Я тебя приведу в наш потерянный дом,

Разве ты не тоскуешь о нем?

Разве может быть облаком легкий балкон,

Вознесенный четою колонн?

Что же этим "воспоминаниям о не бывшем" дарит такую мелодию? Музыка строк, звучащая как волны светящегося воздуха, возможна, в частности, в том случае, когда прошлое и будущее меняются местами. Поэтому свет и цвет ощущаются как обратные, и пронзительная грусть по не бывшему занимает место утраченного.

"ДО ШУТОК ЛИ НАМ, ЦАРСКОЕ СЕЛО?" (ЗОЯ АФАНАСЬЕВА)
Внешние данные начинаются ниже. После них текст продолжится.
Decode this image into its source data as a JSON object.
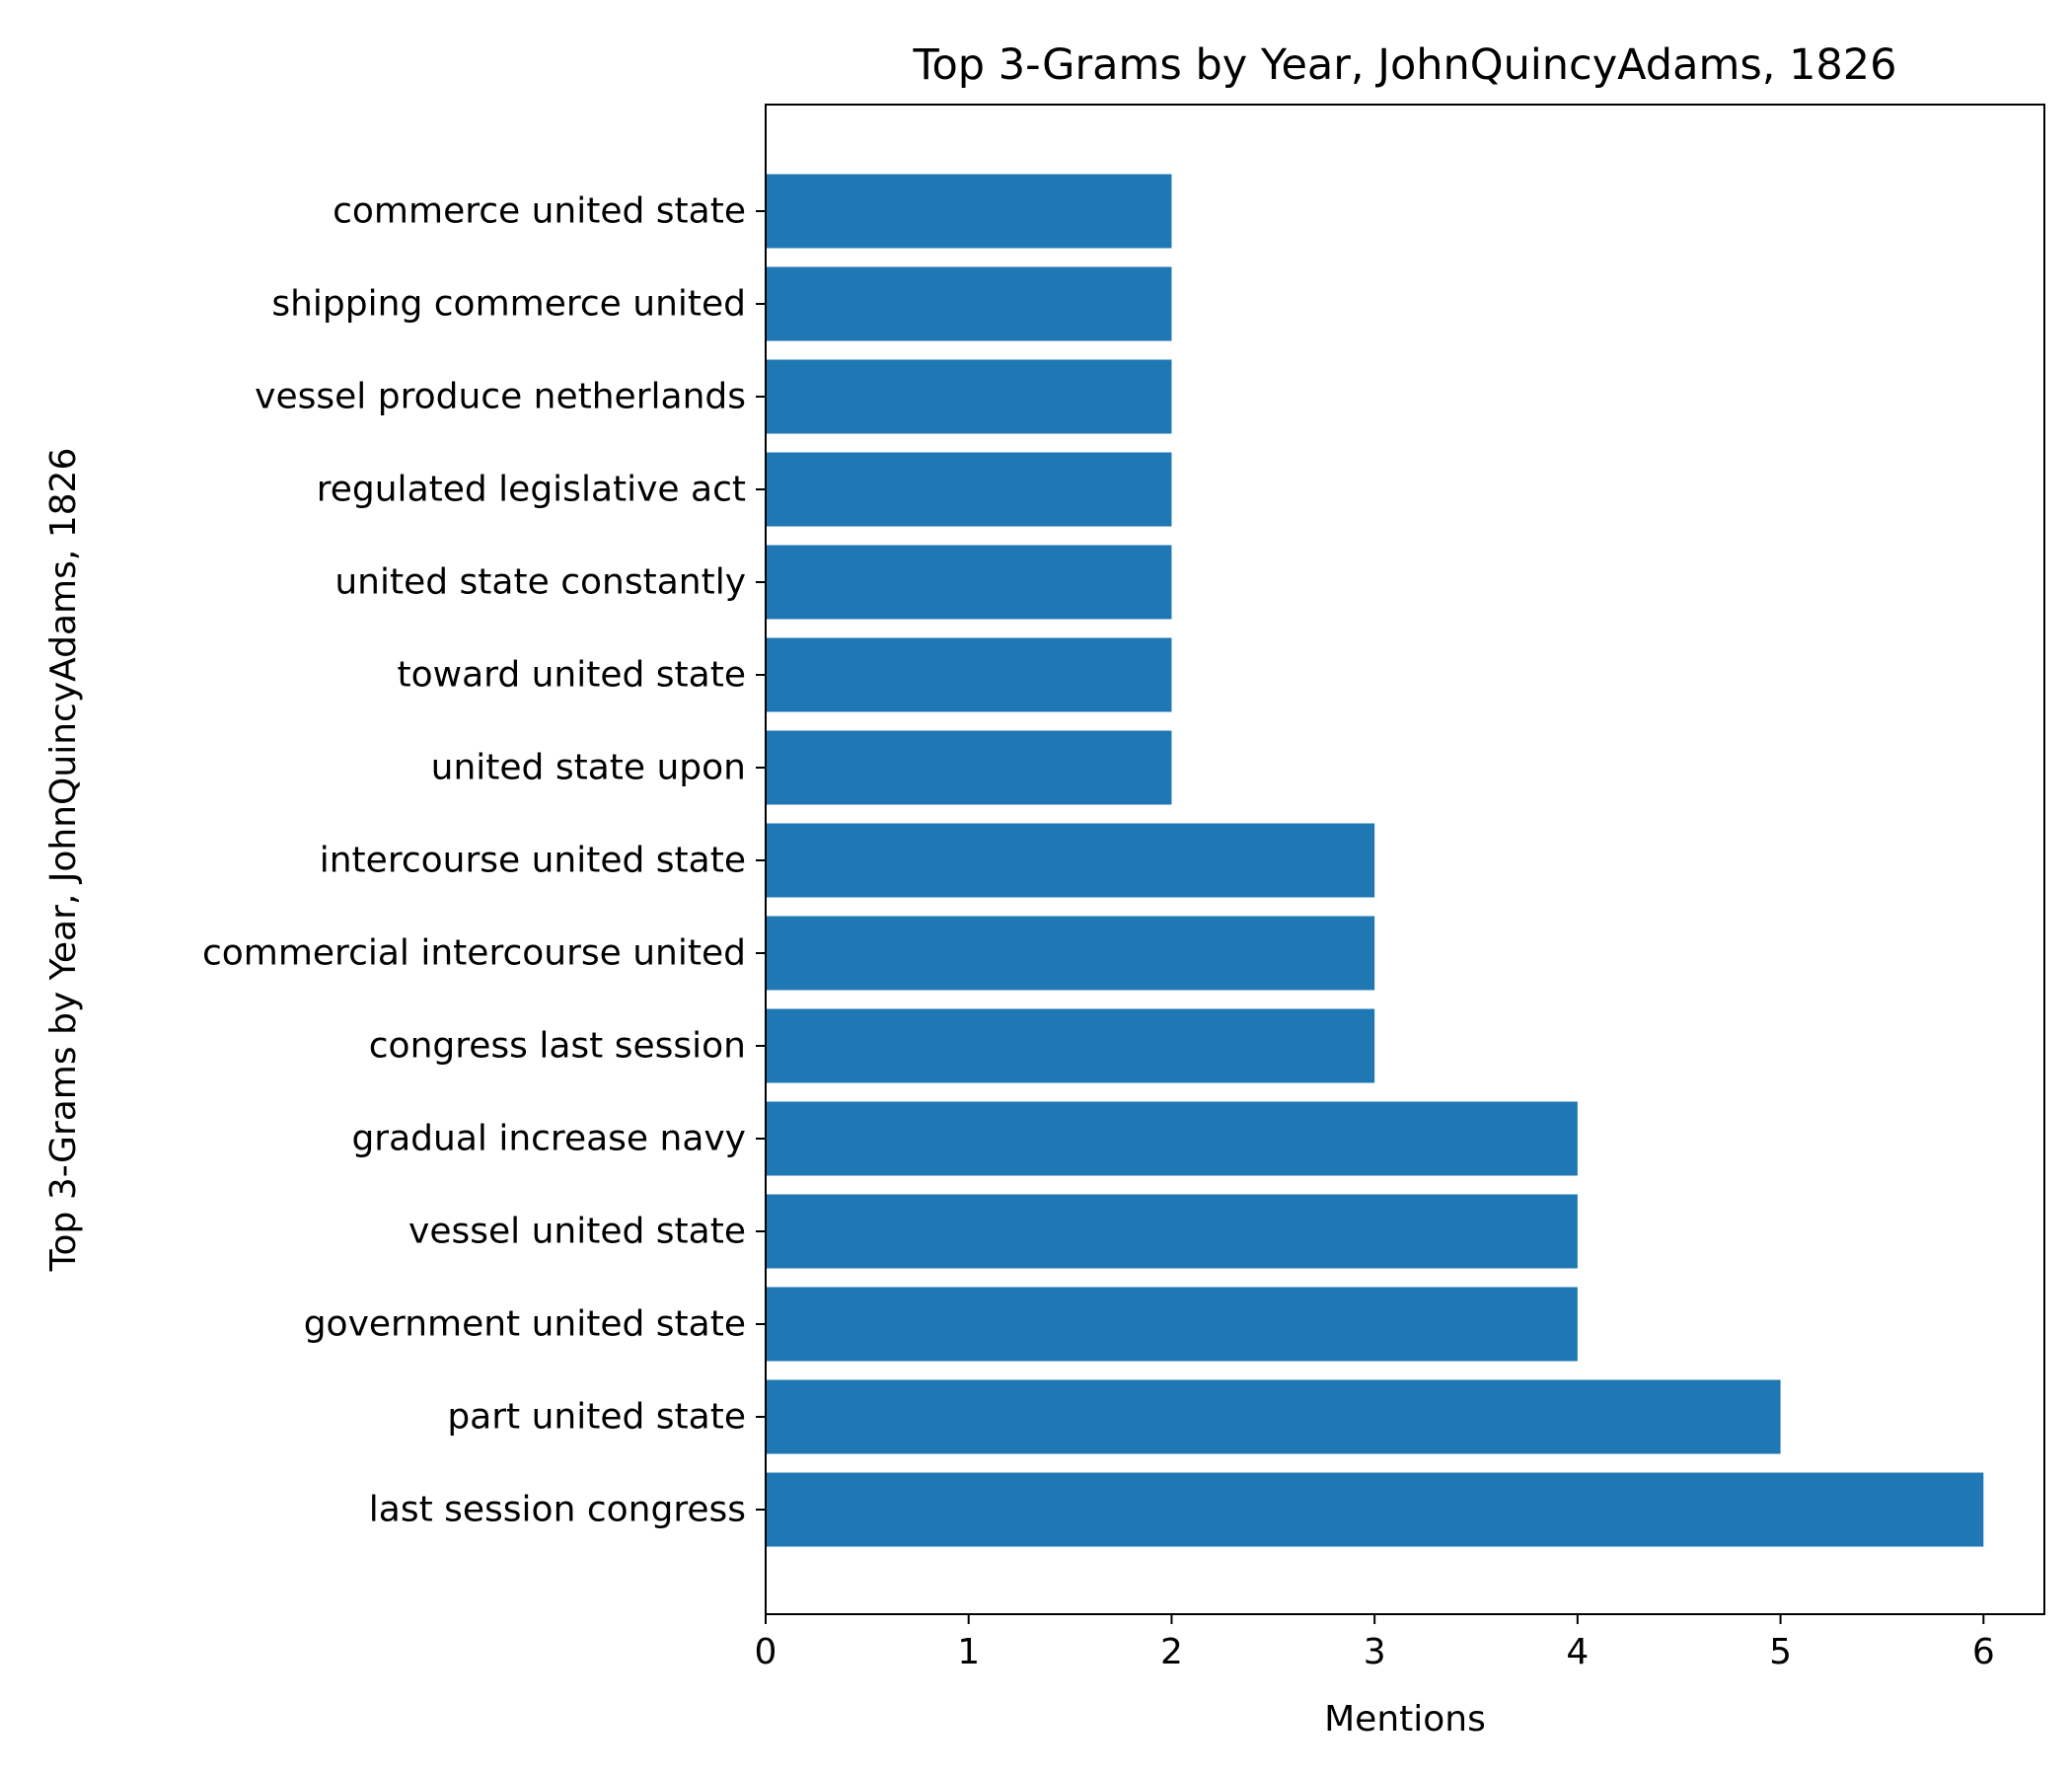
{
  "chart_data": {
    "type": "bar",
    "orientation": "horizontal",
    "title": "Top 3-Grams by Year, JohnQuincyAdams, 1826",
    "xlabel": "Mentions",
    "ylabel": "Top 3-Grams by Year, JohnQuincyAdams, 1826",
    "xlim": [
      0,
      6.3
    ],
    "xticks": [
      "0",
      "1",
      "2",
      "3",
      "4",
      "5",
      "6"
    ],
    "grid": false,
    "bar_color": "#1f77b4",
    "categories": [
      "last session congress",
      "part united state",
      "government united state",
      "vessel united state",
      "gradual increase navy",
      "congress last session",
      "commercial intercourse united",
      "intercourse united state",
      "united state upon",
      "toward united state",
      "united state constantly",
      "regulated legislative act",
      "vessel produce netherlands",
      "shipping commerce united",
      "commerce united state"
    ],
    "values": [
      6,
      5,
      4,
      4,
      4,
      3,
      3,
      3,
      2,
      2,
      2,
      2,
      2,
      2,
      2
    ]
  }
}
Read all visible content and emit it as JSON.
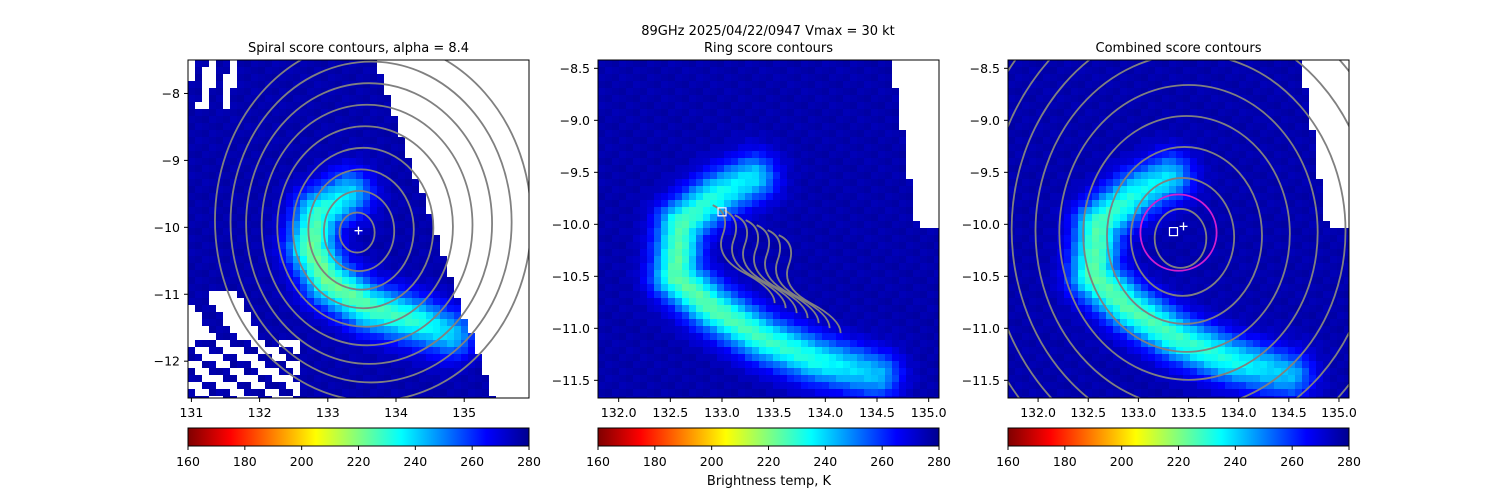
{
  "figure": {
    "suptitle_line1": "89GHz  2025/04/22/0947    Vmax = 30 kt"
  },
  "colormap": {
    "name": "jet_r",
    "stops": [
      "#7f0000",
      "#ff0000",
      "#ff8000",
      "#ffff00",
      "#80ff80",
      "#00ffff",
      "#0080ff",
      "#0000ff",
      "#00008f"
    ]
  },
  "colors": {
    "contour": "#808080",
    "ring": "#d21fcf",
    "marker": "#ffffff",
    "missing": "#ffffff"
  },
  "chart_data": [
    {
      "type": "heatmap",
      "title": "Spiral score contours, alpha =  8.4",
      "xlim": [
        130.95,
        135.95
      ],
      "ylim": [
        -12.55,
        -7.5
      ],
      "xticks": [
        "131",
        "132",
        "133",
        "134",
        "135"
      ],
      "xtick_values": [
        131,
        132,
        133,
        134,
        135
      ],
      "yticks": [
        "−8",
        "−9",
        "−10",
        "−11",
        "−12"
      ],
      "ytick_values": [
        -8,
        -9,
        -10,
        -11,
        -12
      ],
      "colorbar": {
        "min": 160,
        "max": 280,
        "ticks": [
          "160",
          "180",
          "200",
          "220",
          "240",
          "260",
          "280"
        ],
        "label": ""
      },
      "center_cross": {
        "x": 133.45,
        "y": -10.05
      },
      "contour_center": {
        "x": 133.4,
        "y": -10.1
      },
      "band": {
        "points": [
          [
            133.3,
            -9.5
          ],
          [
            132.85,
            -9.8
          ],
          [
            132.75,
            -10.3
          ],
          [
            133.0,
            -10.8
          ],
          [
            133.6,
            -11.2
          ],
          [
            134.3,
            -11.4
          ],
          [
            134.8,
            -11.6
          ]
        ],
        "values": [
          238,
          228,
          222,
          222,
          226,
          230,
          240
        ]
      },
      "grid": false
    },
    {
      "type": "heatmap",
      "title": "Ring score contours",
      "xlim": [
        131.8,
        135.1
      ],
      "ylim": [
        -11.67,
        -8.42
      ],
      "xticks": [
        "132.0",
        "132.5",
        "133.0",
        "133.5",
        "134.0",
        "134.5",
        "135.0"
      ],
      "xtick_values": [
        132.0,
        132.5,
        133.0,
        133.5,
        134.0,
        134.5,
        135.0
      ],
      "yticks": [
        "−8.5",
        "−9.0",
        "−9.5",
        "−10.0",
        "−10.5",
        "−11.0",
        "−11.5"
      ],
      "ytick_values": [
        -8.5,
        -9.0,
        -9.5,
        -10.0,
        -10.5,
        -11.0,
        -11.5
      ],
      "colorbar": {
        "min": 160,
        "max": 280,
        "ticks": [
          "160",
          "180",
          "200",
          "220",
          "240",
          "260",
          "280"
        ],
        "label": "Brightness temp, K"
      },
      "ring_marker_square": {
        "x": 133.0,
        "y": -9.88
      },
      "band": {
        "points": [
          [
            133.3,
            -9.55
          ],
          [
            132.95,
            -9.72
          ],
          [
            132.6,
            -10.0
          ],
          [
            132.55,
            -10.5
          ],
          [
            132.9,
            -10.8
          ],
          [
            133.4,
            -11.1
          ],
          [
            133.9,
            -11.3
          ],
          [
            134.5,
            -11.45
          ]
        ],
        "values": [
          238,
          232,
          226,
          224,
          225,
          228,
          232,
          242
        ]
      },
      "grid": false
    },
    {
      "type": "heatmap",
      "title": "Combined score contours",
      "xlim": [
        131.7,
        135.1
      ],
      "ylim": [
        -11.67,
        -8.42
      ],
      "xticks": [
        "132.0",
        "132.5",
        "133.0",
        "133.5",
        "134.0",
        "134.5",
        "135.0"
      ],
      "xtick_values": [
        132.0,
        132.5,
        133.0,
        133.5,
        134.0,
        134.5,
        135.0
      ],
      "yticks": [
        "−8.5",
        "−9.0",
        "−9.5",
        "−10.0",
        "−10.5",
        "−11.0",
        "−11.5"
      ],
      "ytick_values": [
        -8.5,
        -9.0,
        -9.5,
        -10.0,
        -10.5,
        -11.0,
        -11.5
      ],
      "colorbar": {
        "min": 160,
        "max": 280,
        "ticks": [
          "160",
          "180",
          "200",
          "220",
          "240",
          "260",
          "280"
        ],
        "label": ""
      },
      "center_cross": {
        "x": 133.45,
        "y": -10.02
      },
      "center_square": {
        "x": 133.35,
        "y": -10.07
      },
      "ring": {
        "x": 133.4,
        "y": -10.08,
        "radius_deg": 0.38
      },
      "contour_center": {
        "x": 133.4,
        "y": -10.15
      },
      "band": {
        "points": [
          [
            133.3,
            -9.55
          ],
          [
            132.95,
            -9.72
          ],
          [
            132.6,
            -10.0
          ],
          [
            132.55,
            -10.5
          ],
          [
            132.9,
            -10.8
          ],
          [
            133.4,
            -11.1
          ],
          [
            133.9,
            -11.3
          ],
          [
            134.5,
            -11.45
          ]
        ],
        "values": [
          238,
          232,
          226,
          224,
          225,
          228,
          232,
          242
        ]
      },
      "grid": false
    }
  ]
}
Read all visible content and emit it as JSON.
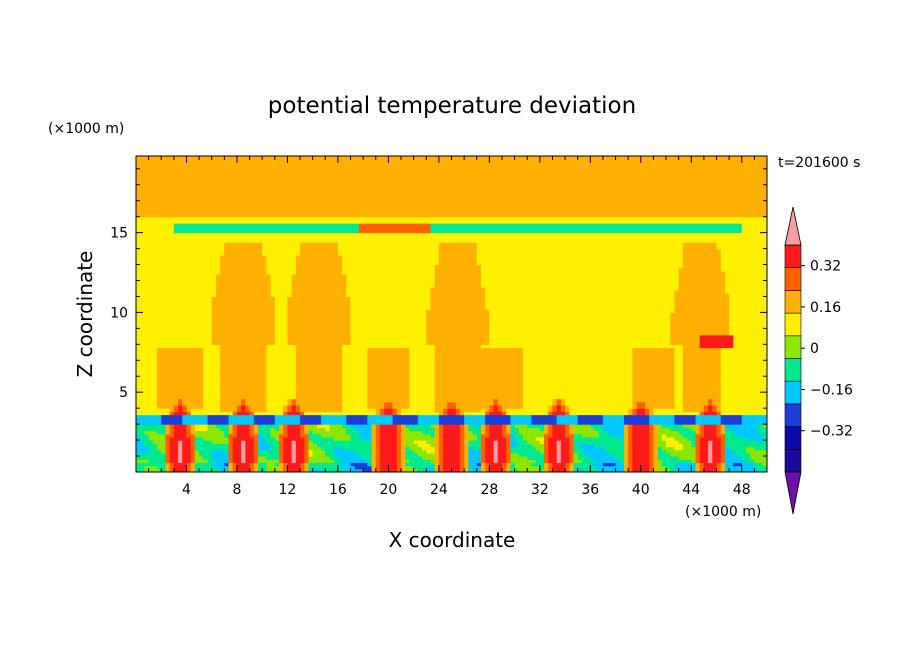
{
  "chart_data": {
    "type": "heatmap",
    "title": "potential temperature deviation",
    "xlabel": "X coordinate",
    "ylabel": "Z coordinate",
    "x_unit": "(×1000 m)",
    "y_unit": "(×1000 m)",
    "time_label": "t=201600 s",
    "xlim": [
      0,
      50
    ],
    "ylim": [
      0,
      19.8
    ],
    "x_ticks": [
      4,
      8,
      12,
      16,
      20,
      24,
      28,
      32,
      36,
      40,
      44,
      48
    ],
    "y_ticks": [
      5,
      10,
      15
    ],
    "colorbar": {
      "levels": [
        -0.48,
        -0.4,
        -0.32,
        -0.24,
        -0.16,
        -0.08,
        0,
        0.08,
        0.16,
        0.24,
        0.32,
        0.4
      ],
      "colors": [
        "#1c0a9a",
        "#0a0aaa",
        "#1a3ed8",
        "#00c8ff",
        "#00e890",
        "#8ce600",
        "#fff000",
        "#ffb000",
        "#ff6000",
        "#ff1a1a"
      ],
      "under_color": "#7010a8",
      "over_color": "#f4a0a0",
      "labeled_values": [
        0.32,
        0.16,
        0,
        -0.16,
        -0.32
      ],
      "labels": [
        "0.32",
        "0.16",
        "0",
        "−0.16",
        "−0.32"
      ]
    },
    "regions": [
      {
        "name": "background",
        "value": 0.04,
        "color": "#00e890"
      },
      {
        "name": "upper-warm-band",
        "value": 0.08,
        "color": "#8ce600",
        "x": [
          0,
          50
        ],
        "y": [
          16.0,
          19.8
        ]
      },
      {
        "name": "tropopause-cool-line",
        "value": -0.12,
        "color": "#00c8ff",
        "x": [
          4,
          48
        ],
        "y": [
          15.2,
          15.6
        ]
      },
      {
        "name": "tropopause-warm-spot",
        "value": 0.2,
        "color": "#fff000",
        "x": [
          17,
          24
        ],
        "y": [
          15.2,
          15.6
        ]
      },
      {
        "name": "boundary-layer-cold",
        "value": -0.24,
        "color": "#1a3ed8",
        "x": [
          0,
          50
        ],
        "y": [
          3.0,
          3.6
        ]
      },
      {
        "name": "boundary-layer-mixed",
        "value": -0.1,
        "color": "#00c8ff",
        "x": [
          0,
          50
        ],
        "y": [
          0,
          3.0
        ]
      },
      {
        "name": "warm-plumes",
        "value": 0.32,
        "color": "#ff1a1a",
        "x_centers": [
          3.5,
          8.5,
          12.5,
          20,
          25,
          28.5,
          33.5,
          40,
          45.5
        ]
      }
    ]
  }
}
А вот случай, из всех мной описанных, самый "крайний". Поэт мало кому известный, кроме своих ровесников (В. Кривулин, В. Ширали, Е. Игнатова и другие, относившие себя к поколению "тайной свободы"). Только в семидесятых ее стихи стали появляться в "Континенте", "Гранях" и "Стрельце" (и ни одной публикации в СССР). Традиционный царскосельский дух, лирическая стихия золотого века сливаются с отблесками акмеизма. Но прежде всего чувствуется духота эпохи:

Тлетворен воздух Царского Села,

Тяжеловесна стала Каллипига,

Несет меня та самая квадрига,

Что Чаадаева с ума свела

Под гpoxoт маршей Царского Села.

Как скользко и тоскливо собирать

Цветы на камероновом паркете,

В лощеном, лицемерном менуэте

Не стоит о подножке забывать,

И светские улыбки собирать...

Забыто Богом Царское Село,

Преступен лик распутного мессии,

Над троном императорской России

Потешно петушиное крыло.

До шуток ли нам, Царское Село?

Сама память этого города, в котором жива блистательная эпоха русской культуры, становится горькой. Лиризм горечи - главная пружина камерных с виду и таких спокойных строф Афанасьевой. Родство с тем, что и поныне кружится в воздухе, ставшем тлетворным, не декларируется - грустно осознается. А вместо титанов прошедших времен - измельчание, которому противостоит пресловутая мандельштамовская "тоска по мировой культуре".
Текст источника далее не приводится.